Hello Michael,
Hello Michael,
Michael wrote:
Why bother answering if you are not prepared to help?
Is it just to prove how smart you are? I asked for a snippet
or a link.
If you want to decide on the form of help you get, then hire a
consultant. I am sure you can get somebody to do it for somewhere
between 50 and 100 dollars per hour.
If you want free help, then you will have to take it as it comes.
Arne
You guys are all up yourselves! The only reason I am doing
this is to help someone else make set covering algorithms work
faster! To see if C# can do it better than VB6.0. I have spent
many hours on the task. Why? Because as well as helping it
will improve my skills.
Good bye and good riddance!
Micheal,
I'm very sorry you feel this way. And I think it is great that you're
trying to help someone. And should you have formulated your question
differently, showed what you had aready created, or asked for the
most efficient way of doing it, and provided us with the original VB
code, then we would all have dug deep for you to find what you were
looking for, but even then, we'd probably provide you with the
building blocks, good advice and a collective review on your work so
far.
It's all in the way you've worded it...
Its OK Jesse, I've solved it. With no help from the self
appointed cyber police patrolling this group. I'm fixing
the code to this in case some other poor refugee from
VB6 searches the archives from this group. They would
not be expecting so complex a task, especially with the
hand grenade of double spaces between some of the .txt
data.
// Snippet for reading integers from .txt into a 2 d array
int[,] theLines = new int[163, 6]; //holds 163*6 elements
string path = @"C:\Documents and
Settings\Michael\Desktop\Wheel.txt";
StreamReader textIn =
new StreamReader(
new FileStream(path, FileMode.OpenOrCreate,
FileAccess.Read));
int idx = 0;//
while (idx<163)
//THERE ARE DOUBLE SPACES BETWEEN SOME NUMBERS IN .txt
{
string row = textIn.ReadLine();
row = row.Trim();
row = row.Replace(" "," ");//get rid of double spaces
string[] columns = row.Split(' ');//redeclare in case
size changes
for (int j = 0; j < 6; j++)
theLines[idx,j ] = Convert.ToInt32(columns[j]);
idx++;
}
//Check all is well
for (int i = 0; i < 163; i++)
for (int j = 0; j < 6; j++)
{
Console.WriteLine(theLines[i, j]);
}
textIn.Close();
You can simplify your double space prblem by using the
String::Split Method (String[], StringSplitOptions)
overload. See
http://msdn.microsoft.com/en-us/library/tabh47cf.aspx. Like
so:
row.Split(new string[]{" ", " "}, StringSplitOptions.None);
Or you could use the StringSplitOptions.RemoveEmptyEntries like this:
row.Split(' ', StringSplitOptions.RemoveEmptyEntries);
This last option should negate the need to use row.Trim as well.

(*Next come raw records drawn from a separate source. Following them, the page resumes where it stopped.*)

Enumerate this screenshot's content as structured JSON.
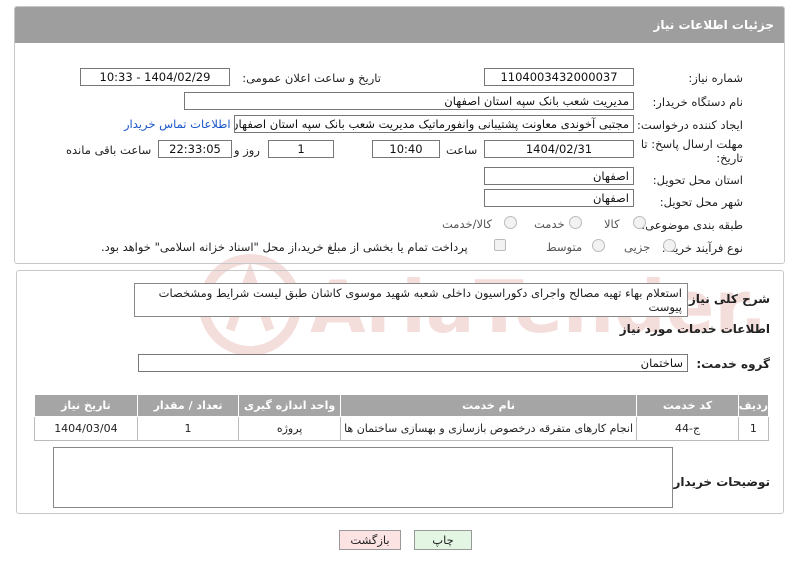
{
  "panel_title": "جزئیات اطلاعات نیاز",
  "fields": {
    "need_number_label": "شماره نیاز:",
    "need_number": "1104003432000037",
    "announce_label": "تاریخ و ساعت اعلان عمومی:",
    "announce_value": "1404/02/29 - 10:33",
    "buyer_org_label": "نام دستگاه خریدار:",
    "buyer_org": "مدیریت شعب بانک سپه استان اصفهان",
    "requester_label": "ایجاد کننده درخواست:",
    "requester": "مجتبی آخوندی معاونت پشتیبانی وانفورماتیک مدیریت شعب بانک سپه استان اصفهان",
    "contact_link": "اطلاعات تماس خریدار",
    "deadline_label_1": "مهلت ارسال پاسخ: تا",
    "deadline_label_2": "تاریخ:",
    "deadline_date": "1404/02/31",
    "time_label": "ساعت",
    "deadline_time": "10:40",
    "days_value": "1",
    "days_label": "روز و",
    "remaining_time": "22:33:05",
    "remaining_label": "ساعت باقی مانده",
    "province_label": "استان محل تحویل:",
    "province": "اصفهان",
    "city_label": "شهر محل تحویل:",
    "city": "اصفهان",
    "category_label": "طبقه بندی موضوعی:",
    "category_options": [
      "کالا",
      "خدمت",
      "کالا/خدمت"
    ],
    "process_label": "نوع فرآیند خرید :",
    "process_options": [
      "جزیی",
      "متوسط"
    ],
    "payment_note": "پرداخت تمام یا بخشی از مبلغ خرید،از محل \"اسناد خزانه اسلامی\" خواهد بود."
  },
  "summary_label": "شرح کلی نیاز:",
  "summary": "استعلام بهاء تهیه مصالح واجرای دکوراسیون داخلی شعبه شهید موسوی کاشان طبق لیست شرایط ومشخصات پیوست",
  "services_title": "اطلاعات خدمات مورد نیاز",
  "service_group_label": "گروه خدمت:",
  "service_group": "ساختمان",
  "table": {
    "headers": [
      "ردیف",
      "کد خدمت",
      "نام خدمت",
      "واحد اندازه گیری",
      "تعداد / مقدار",
      "تاریخ نیاز"
    ],
    "rows": [
      [
        "1",
        "ج-44",
        "انجام کارهای متفرقه درخصوص بازسازی و بهسازی ساختمان ها",
        "پروژه",
        "1",
        "1404/03/04"
      ]
    ]
  },
  "buyer_notes_label": "توضیحات خریدار:",
  "buttons": {
    "print": "چاپ",
    "back": "بازگشت"
  },
  "watermark_text": "AriaTender.neT",
  "colors": {
    "header_bg": "#9e9e9e",
    "link": "#1a56c8",
    "back_btn_bg": "#fbe3e3",
    "print_btn_bg": "#e3f5e3",
    "watermark": "#c0392b"
  }
}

Another thing to note, is that it would be best to use a using(Disposable
object){} to ensure proper cleanup of your stream objects
I also added some error checking here and there...
public int[,] ParseFile(string path)
{
int[,] result= new int[163, 6]; //holds 163*6 elements
if (!File.Exists(path))
{
throw new FileNotFoundException();
}
using (StreamReader textIn = new StreamReader(new FileStream(path,
FileMode.Open, FileAccess.Read)))
{
while (int idx = 0; idx < 163; idx++)
{
if (textIn.Peak() == -1) // check for end-of-file
{
throw new Exception(string.Format("Unexpected end of file at line
{0}", idx + 1));
}
string row = textIn.ReadLine();
string[] columns = row.Split(' ',
StringSplitOptions.RemoveEmptyEntries); // StringSplitOptions removed
double spaces and trims values.
if (colums.Length == 6) // check expected input
for (int j = 0; j < 6; j++)
{
result[idx,j ] = Convert.ToInt32(columns[j]);
}
}
else
{
throw new Exception(string.Format("Expected 6 values on row {0},
found {1}", idx + 1, columns.Length));
}
}
}
return result;
}
I hope this partially restores your faith in these forums. It should at
least aid anyone who reads this thread to use this improved solution.